缩放行为很清晰:将积分步数从 1 增加到 8-16 在各任务上一致地提升性能。重要的是,这种缩放来自迭代 flow 架构,而不仅仅是使用更大的网络——匹配 FLOPs 的 ResNet 表现明显更差。

Takeaways

  • Flow-matching in RL is not about modeling distributions — it’s about getting iterative test-time compute for value estimation, turning Q-value prediction from a one-shot problem into an iterative refinement process.
  • Wide noise intervals are essential for curved integration paths that make each step do different work.
  • Dense supervision at every integration step produces plastic features that handle non-stationary TD targets gracefully.
  • The analogy to chain-of-thought in LLMs is deep: both use iterative computation through a shared network to trade compute for accuracy, with dense supervision enabling generalization.
  • Open questions remain: does “exploration in a CoT” have a flow analogue? What does the RL vs. SFT gap in LLMs mean for flow-based value learning?

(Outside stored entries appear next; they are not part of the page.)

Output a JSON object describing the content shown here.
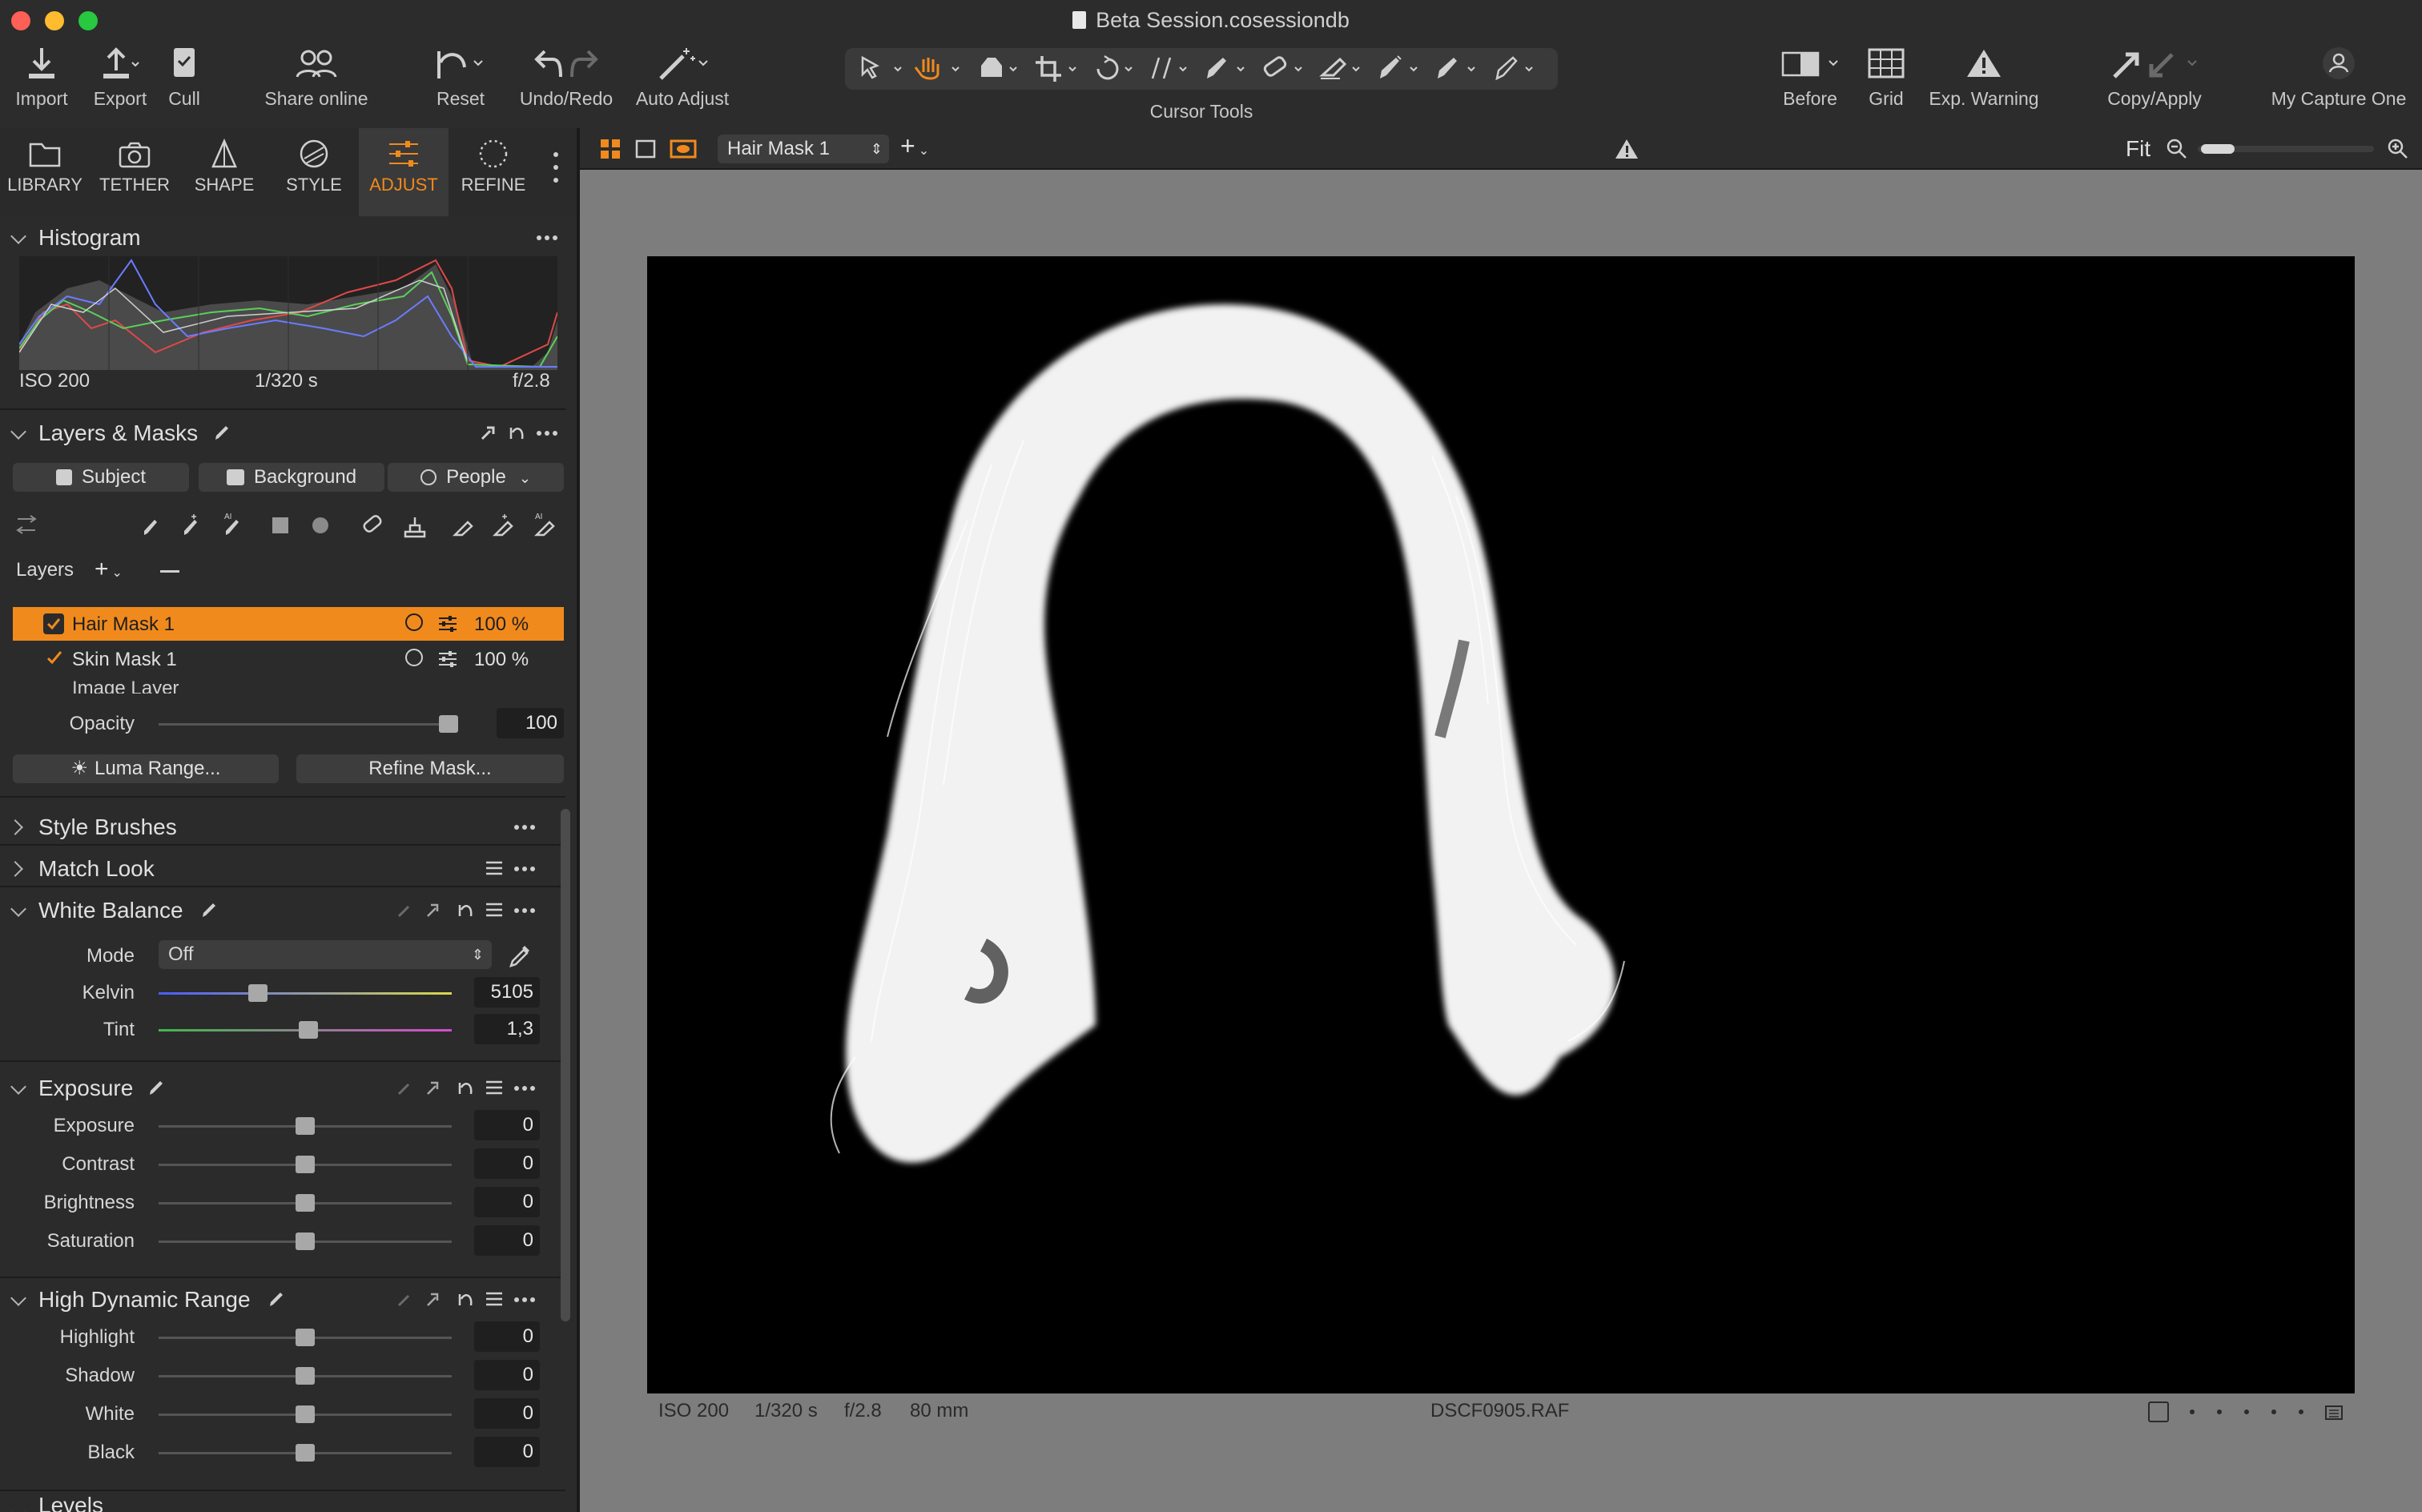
{
  "window": {
    "title": "Beta Session.cosessiondb"
  },
  "toolbar": {
    "import": "Import",
    "export": "Export",
    "cull": "Cull",
    "share": "Share online",
    "reset": "Reset",
    "undo_redo": "Undo/Redo",
    "auto_adjust": "Auto Adjust",
    "cursor_tools": "Cursor Tools",
    "before": "Before",
    "grid": "Grid",
    "exp_warning": "Exp. Warning",
    "copy_apply": "Copy/Apply",
    "my_capture_one": "My Capture One"
  },
  "tabs": [
    {
      "label": "LIBRARY"
    },
    {
      "label": "TETHER"
    },
    {
      "label": "SHAPE"
    },
    {
      "label": "STYLE"
    },
    {
      "label": "ADJUST"
    },
    {
      "label": "REFINE"
    }
  ],
  "histogram": {
    "title": "Histogram",
    "iso": "ISO 200",
    "shutter": "1/320 s",
    "aperture": "f/2.8"
  },
  "layers_masks": {
    "title": "Layers & Masks",
    "subject": "Subject",
    "background": "Background",
    "people": "People",
    "layers_label": "Layers",
    "rows": [
      {
        "name": "Hair Mask 1",
        "opacity": "100 %"
      },
      {
        "name": "Skin Mask 1",
        "opacity": "100 %"
      },
      {
        "name": "Image Layer"
      }
    ],
    "opacity_label": "Opacity",
    "opacity_value": "100",
    "opacity_fraction": 0.99,
    "luma_range": "Luma Range...",
    "refine_mask": "Refine Mask..."
  },
  "sections": {
    "style_brushes": "Style Brushes",
    "match_look": "Match Look",
    "white_balance": "White Balance",
    "exposure": "Exposure",
    "hdr": "High Dynamic Range",
    "levels": "Levels"
  },
  "white_balance": {
    "mode_label": "Mode",
    "mode_value": "Off",
    "kelvin_label": "Kelvin",
    "kelvin_value": "5105",
    "kelvin_fraction": 0.34,
    "tint_label": "Tint",
    "tint_value": "1,3",
    "tint_fraction": 0.51
  },
  "exposure_sliders": [
    {
      "label": "Exposure",
      "value": "0",
      "fraction": 0.5
    },
    {
      "label": "Contrast",
      "value": "0",
      "fraction": 0.5
    },
    {
      "label": "Brightness",
      "value": "0",
      "fraction": 0.5
    },
    {
      "label": "Saturation",
      "value": "0",
      "fraction": 0.5
    }
  ],
  "hdr_sliders": [
    {
      "label": "Highlight",
      "value": "0",
      "fraction": 0.5
    },
    {
      "label": "Shadow",
      "value": "0",
      "fraction": 0.5
    },
    {
      "label": "White",
      "value": "0",
      "fraction": 0.5
    },
    {
      "label": "Black",
      "value": "0",
      "fraction": 0.5
    }
  ],
  "viewer": {
    "variant": "Hair Mask 1",
    "zoom": "Fit",
    "iso": "ISO 200",
    "shutter": "1/320 s",
    "aperture": "f/2.8",
    "focal": "80 mm",
    "filename": "DSCF0905.RAF"
  },
  "colors": {
    "accent": "#f08a1d",
    "close": "#fe5f57",
    "minimize": "#febc2e",
    "zoom": "#28c840"
  }
}
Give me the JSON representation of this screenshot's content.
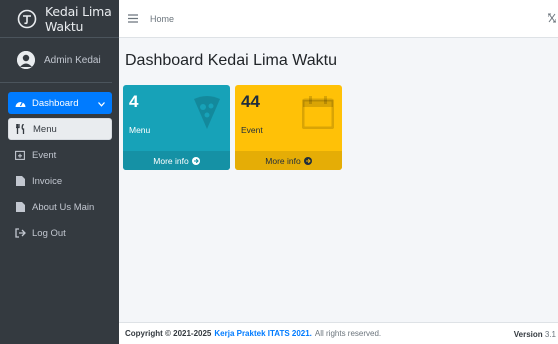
{
  "brand": {
    "name": "Kedai Lima Waktu"
  },
  "user": {
    "name": "Admin Kedai"
  },
  "sidebar": {
    "items": [
      {
        "label": "Dashboard",
        "icon": "dashboard-icon"
      },
      {
        "label": "Menu",
        "icon": "utensils-icon"
      },
      {
        "label": "Event",
        "icon": "calendar-plus-icon"
      },
      {
        "label": "Invoice",
        "icon": "file-icon"
      },
      {
        "label": "About Us Main",
        "icon": "file-icon"
      },
      {
        "label": "Log Out",
        "icon": "sign-out-icon"
      }
    ]
  },
  "header": {
    "home_label": "Home"
  },
  "main": {
    "title": "Dashboard Kedai Lima Waktu",
    "boxes": [
      {
        "count": "4",
        "label": "Menu",
        "footer": "More info",
        "color": "#17a2b8",
        "icon": "pizza-icon"
      },
      {
        "count": "44",
        "label": "Event",
        "footer": "More info",
        "color": "#ffc107",
        "icon": "calendar-icon"
      }
    ]
  },
  "footer": {
    "copyright_prefix": "Copyright © 2021-2025",
    "link_text": "Kerja Praktek ITATS 2021.",
    "rights": "All rights reserved.",
    "version_label": "Version",
    "version_value": "3.1"
  }
}
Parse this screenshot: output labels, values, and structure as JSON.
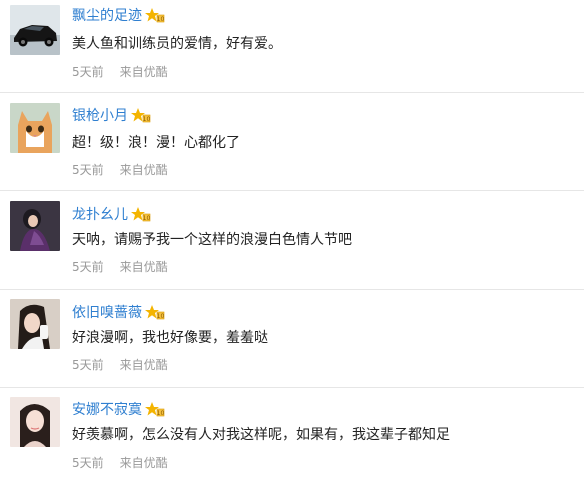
{
  "comments": [
    {
      "user": "飘尘的足迹",
      "text": "美人鱼和训练员的爱情，好有爱。",
      "time": "5天前",
      "source": "来自优酷",
      "avatar": "car-avatar"
    },
    {
      "user": "银枪小月",
      "text": "超！级！浪！漫！心都化了",
      "time": "5天前",
      "source": "来自优酷",
      "avatar": "cat-avatar"
    },
    {
      "user": "龙扑幺儿",
      "text": "天呐，请赐予我一个这样的浪漫白色情人节吧",
      "time": "5天前",
      "source": "来自优酷",
      "avatar": "woman-avatar"
    },
    {
      "user": "依旧嗅蔷薇",
      "text": "好浪漫啊，我也好像要，羞羞哒",
      "time": "5天前",
      "source": "来自优酷",
      "avatar": "girl-avatar"
    },
    {
      "user": "安娜不寂寞",
      "text": "好羡慕啊，怎么没有人对我这样呢，如果有，我这辈子都知足",
      "time": "5天前",
      "source": "来自优酷",
      "avatar": "selfie-avatar"
    }
  ],
  "colors": {
    "username": "#2f7fd0",
    "meta": "#999999",
    "badge": "#f4b400"
  }
}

  • RL 中的 flow-matching 不是关于建模分布的——而是关于为价值估计获得迭代测试时计算,将 Q 值预测从一次性问题转变为迭代精炼过程。
  • 宽噪声区间是必要的,它产生弯曲的积分路径,使每一步做不同的工作。
  • 每一步积分的密集监督产生可塑特征,优雅地处理非平稳 TD 目标。
  • 与 LLM 中 chain-of-thought 的类比很深刻:两者都通过共享网络的迭代计算用计算换精度,密集监督使泛化成为可能。
  • 开放问题:”CoT 中的探索”是否有 flow 的对应?LLM 中 RL 与 SFT 的差距对基于 flow 的价值学习意味着什么?